FM 93.5: pelo direito de ser bonsai

A quem serve a FM-Solidariedade
A despeito de todos estes problemas criados para que a FM-Solidariedade não funcione, ela segue lá no seu cantinho divulgando tudo que for de interesse da coletividade macauense, pois o que lhe dá legitimidade é o reconhecimento da comunidade e isso a FM Solidariedade tem de sobra. Agora mesmo sou informado que foram encaminhados para a emissora dezenas de pedidos de divulgação que considero importante listar alguns deles:
1] Do Conselho Municipal dos Direitos da Criança e do Adolescente de Macau-RN: Edital de convocação para escolha de membros de Conselho Tutelar;
2] Do 6º DIRED – Secretaria de Educação do Rio Grande do Norte: Chamada para regularização de situação funcional;
3] Do Museu José Elviro: Comunicação de interesse da comunidade;
4] Da Caixa Escolar da Escola Estadual Profª Clara Tetéo: Assembléia Geral Extraordinária;
5] Da Paróquia Nossa Senhora da Conceição – Pastoral da Juventude: Convocação da comunidade para reunião sobre o Combate ao uso de drogas;
6] Da Escola Clara Tetéo: Comunicação sobre inscrições para os exames supletivos;
7] Do Conselho Municipal de Saúde de Macau-RN: Comunicação/Convite da 3ª Conferência Municipal de Saúde de Macau;
8] Do 6º DIRED – Secretaria de Educação do Rio Grande do Norte: Comunicação de homenagem aos professores;
9] Da Justiça Eleitoral – 30ª Zona Macau: Comunicado sobre a revisão eleitoral no município;
10] Da Prefeitura Municipal de Macau – Cemitério Público: Aviso de interesse da comunidade;
11] Da 6º DIRED – Secretaria de Educação do Rio Grande do Norte: Comunicado sobre as Olimpíadas de Matemática;
E a luz vem daqui mesmo do Rio Grande do Norte
"Não existe democracia sem comunicação democrática." É assim que inicia o livro "Vozes da Democracia: histórias da comunicação na redemocratização do Brasil", editado pela Intervozes: coletivo Brasil de Comunicação Social e Imprensa Oficial do Estado de São Paulo em 2006 e que pode ser lido no sitio www.intervozes.org.br . Assim como a Intervozes, existem centenas de grupos que querem aprofundar a discussão sobre os meios de comunicação. No próximo dia dia 10, às 10 horas da manhã, o Movimento dos Sem Mídia fará uma manifestação diante da sede da Globo em São Paulo para protestar contra o monopólio da comunicação no Brasil
Em todo esse debate, uma luz vem daqui mesmo do Rio Grande do Norte, da terra onde viveu Jacó Rabbi, o vero amigo dos potiguares. É neste sentido que a proposta do eminente jurista potiguar doutor Paulo Lopo Saraiva, no texto "A Comunicação Social na Constituição Federal de 1988", do livro, "Direito Constitucional — Estudo em homenagem a Paulo Bonavides", é inovadora.

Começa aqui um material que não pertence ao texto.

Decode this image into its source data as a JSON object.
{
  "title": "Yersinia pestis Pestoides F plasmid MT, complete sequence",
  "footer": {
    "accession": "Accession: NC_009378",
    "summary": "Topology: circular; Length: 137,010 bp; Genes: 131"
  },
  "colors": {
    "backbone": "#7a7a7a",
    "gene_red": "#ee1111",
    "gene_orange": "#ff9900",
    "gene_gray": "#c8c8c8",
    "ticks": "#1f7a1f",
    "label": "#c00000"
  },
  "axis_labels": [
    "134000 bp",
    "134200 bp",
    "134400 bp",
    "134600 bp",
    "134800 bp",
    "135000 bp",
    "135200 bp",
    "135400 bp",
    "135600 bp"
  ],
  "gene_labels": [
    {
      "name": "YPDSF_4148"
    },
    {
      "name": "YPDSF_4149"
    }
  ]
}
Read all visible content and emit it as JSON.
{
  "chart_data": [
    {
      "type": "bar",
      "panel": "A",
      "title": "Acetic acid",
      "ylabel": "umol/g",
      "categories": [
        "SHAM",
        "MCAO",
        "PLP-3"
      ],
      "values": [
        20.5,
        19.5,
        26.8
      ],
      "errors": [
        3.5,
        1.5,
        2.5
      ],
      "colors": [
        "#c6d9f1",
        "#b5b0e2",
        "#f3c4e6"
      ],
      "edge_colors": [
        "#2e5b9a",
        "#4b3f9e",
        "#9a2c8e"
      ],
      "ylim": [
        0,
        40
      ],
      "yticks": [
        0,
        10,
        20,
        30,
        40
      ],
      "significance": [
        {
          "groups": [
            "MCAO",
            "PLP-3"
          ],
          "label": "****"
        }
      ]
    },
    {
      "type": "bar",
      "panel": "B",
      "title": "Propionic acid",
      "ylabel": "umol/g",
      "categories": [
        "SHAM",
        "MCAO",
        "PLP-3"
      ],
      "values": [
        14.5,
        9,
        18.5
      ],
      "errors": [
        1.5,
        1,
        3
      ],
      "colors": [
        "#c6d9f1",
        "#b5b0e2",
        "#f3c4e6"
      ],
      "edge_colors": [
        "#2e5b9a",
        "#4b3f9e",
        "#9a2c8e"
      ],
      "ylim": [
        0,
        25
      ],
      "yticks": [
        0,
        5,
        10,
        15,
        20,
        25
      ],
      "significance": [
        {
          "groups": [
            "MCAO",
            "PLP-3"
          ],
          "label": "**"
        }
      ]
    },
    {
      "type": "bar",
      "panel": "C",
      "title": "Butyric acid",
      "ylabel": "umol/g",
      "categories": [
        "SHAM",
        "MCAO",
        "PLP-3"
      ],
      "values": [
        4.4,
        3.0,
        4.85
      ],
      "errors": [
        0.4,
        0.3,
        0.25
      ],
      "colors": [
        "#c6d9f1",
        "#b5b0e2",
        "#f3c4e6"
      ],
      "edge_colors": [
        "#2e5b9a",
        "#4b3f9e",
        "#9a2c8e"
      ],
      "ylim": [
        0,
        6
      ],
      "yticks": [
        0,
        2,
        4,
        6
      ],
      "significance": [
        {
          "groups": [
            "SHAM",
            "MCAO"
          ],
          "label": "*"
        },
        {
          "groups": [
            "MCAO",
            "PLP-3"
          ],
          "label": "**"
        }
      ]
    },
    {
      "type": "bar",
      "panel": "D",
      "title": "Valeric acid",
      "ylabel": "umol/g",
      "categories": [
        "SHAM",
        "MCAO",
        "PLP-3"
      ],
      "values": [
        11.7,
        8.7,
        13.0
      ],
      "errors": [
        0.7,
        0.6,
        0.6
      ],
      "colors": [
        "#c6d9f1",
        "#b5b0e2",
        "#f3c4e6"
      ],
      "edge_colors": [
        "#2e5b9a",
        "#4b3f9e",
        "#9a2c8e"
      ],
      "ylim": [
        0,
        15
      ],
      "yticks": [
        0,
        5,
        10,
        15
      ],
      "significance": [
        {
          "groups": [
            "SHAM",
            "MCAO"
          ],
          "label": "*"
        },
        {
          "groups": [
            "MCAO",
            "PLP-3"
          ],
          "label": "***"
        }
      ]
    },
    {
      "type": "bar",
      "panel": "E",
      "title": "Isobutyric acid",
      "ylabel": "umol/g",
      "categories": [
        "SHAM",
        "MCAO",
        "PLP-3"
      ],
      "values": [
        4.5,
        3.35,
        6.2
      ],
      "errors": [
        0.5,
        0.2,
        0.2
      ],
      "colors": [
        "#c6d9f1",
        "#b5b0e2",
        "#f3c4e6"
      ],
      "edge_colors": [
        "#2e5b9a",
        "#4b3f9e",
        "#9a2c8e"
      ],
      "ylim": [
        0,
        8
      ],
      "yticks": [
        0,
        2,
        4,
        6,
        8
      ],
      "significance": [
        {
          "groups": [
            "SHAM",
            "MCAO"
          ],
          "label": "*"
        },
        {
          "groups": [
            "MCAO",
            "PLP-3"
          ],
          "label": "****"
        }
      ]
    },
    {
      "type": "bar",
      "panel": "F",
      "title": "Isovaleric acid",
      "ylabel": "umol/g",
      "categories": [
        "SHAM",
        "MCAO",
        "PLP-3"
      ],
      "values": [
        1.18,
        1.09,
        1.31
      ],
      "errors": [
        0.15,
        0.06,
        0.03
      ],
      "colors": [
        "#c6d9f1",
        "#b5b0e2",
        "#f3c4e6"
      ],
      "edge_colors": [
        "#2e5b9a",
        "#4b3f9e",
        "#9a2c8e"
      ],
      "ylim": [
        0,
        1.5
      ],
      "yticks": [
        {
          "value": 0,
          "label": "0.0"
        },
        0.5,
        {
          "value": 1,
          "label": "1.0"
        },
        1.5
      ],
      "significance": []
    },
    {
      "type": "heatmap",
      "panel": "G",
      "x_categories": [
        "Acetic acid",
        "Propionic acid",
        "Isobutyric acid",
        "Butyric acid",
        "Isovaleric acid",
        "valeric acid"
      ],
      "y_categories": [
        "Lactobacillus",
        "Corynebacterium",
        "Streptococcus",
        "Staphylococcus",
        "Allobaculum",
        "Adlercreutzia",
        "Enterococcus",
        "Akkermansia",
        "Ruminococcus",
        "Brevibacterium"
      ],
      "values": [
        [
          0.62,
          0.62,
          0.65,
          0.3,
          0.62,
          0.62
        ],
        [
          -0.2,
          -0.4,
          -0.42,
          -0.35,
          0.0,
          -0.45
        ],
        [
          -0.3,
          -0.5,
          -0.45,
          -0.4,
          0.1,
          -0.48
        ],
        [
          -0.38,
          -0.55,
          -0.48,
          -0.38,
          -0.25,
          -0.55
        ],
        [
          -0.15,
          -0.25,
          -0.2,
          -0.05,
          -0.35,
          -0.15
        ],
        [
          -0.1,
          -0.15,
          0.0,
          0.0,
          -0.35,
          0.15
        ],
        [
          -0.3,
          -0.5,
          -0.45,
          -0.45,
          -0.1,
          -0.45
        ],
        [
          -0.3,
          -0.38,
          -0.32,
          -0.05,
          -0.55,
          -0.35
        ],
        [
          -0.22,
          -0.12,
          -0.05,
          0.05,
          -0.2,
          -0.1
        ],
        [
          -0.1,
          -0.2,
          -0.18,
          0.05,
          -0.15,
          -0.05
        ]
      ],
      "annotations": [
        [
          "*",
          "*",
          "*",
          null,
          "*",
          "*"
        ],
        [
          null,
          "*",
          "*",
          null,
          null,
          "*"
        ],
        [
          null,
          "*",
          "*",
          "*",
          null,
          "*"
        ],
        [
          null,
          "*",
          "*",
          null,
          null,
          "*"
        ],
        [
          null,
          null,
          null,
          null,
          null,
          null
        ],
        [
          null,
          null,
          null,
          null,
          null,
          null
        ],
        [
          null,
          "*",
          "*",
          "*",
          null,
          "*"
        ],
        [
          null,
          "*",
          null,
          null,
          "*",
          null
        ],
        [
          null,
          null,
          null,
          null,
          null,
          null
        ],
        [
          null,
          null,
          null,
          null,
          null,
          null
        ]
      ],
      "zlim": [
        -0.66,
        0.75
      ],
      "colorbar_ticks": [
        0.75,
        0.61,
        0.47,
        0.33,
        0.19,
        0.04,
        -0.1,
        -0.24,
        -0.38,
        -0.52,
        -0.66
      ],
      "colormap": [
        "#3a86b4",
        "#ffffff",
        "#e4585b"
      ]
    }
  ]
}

O autor propõe "a instituição urgente do ‘Habeas Mídia’, para libertar os meios de comunicação do ‘cárcere das elites’ na feliz expressão do mestre Paulo Bonavides". E acentua: "Não apenas garantir o direito de resposta, mas permitir o exercício do direito de ‘antena’, vale dizer, autorizar o acesso da sociedade organizada ao rádio e à televisão, colocando-os no espaço público". E conclui, apontando para a "necessidade urgente de criar a ‘Teoria Jurídico-Politica da Libertação da Mídia’, com uma nova lei sobre concessões, permissões e controle".
Conversando com o pessoal da FM-Solidariedade, pode-se percebe que eles não querem muita coisa, só o direito de antena e ocupar um pedacinho do espaço público para servir a população. Na expressão de um membro da emissora, "o que é gente quer é continuar uma arvorezinha, a gente quer mesmo é ser bonsai."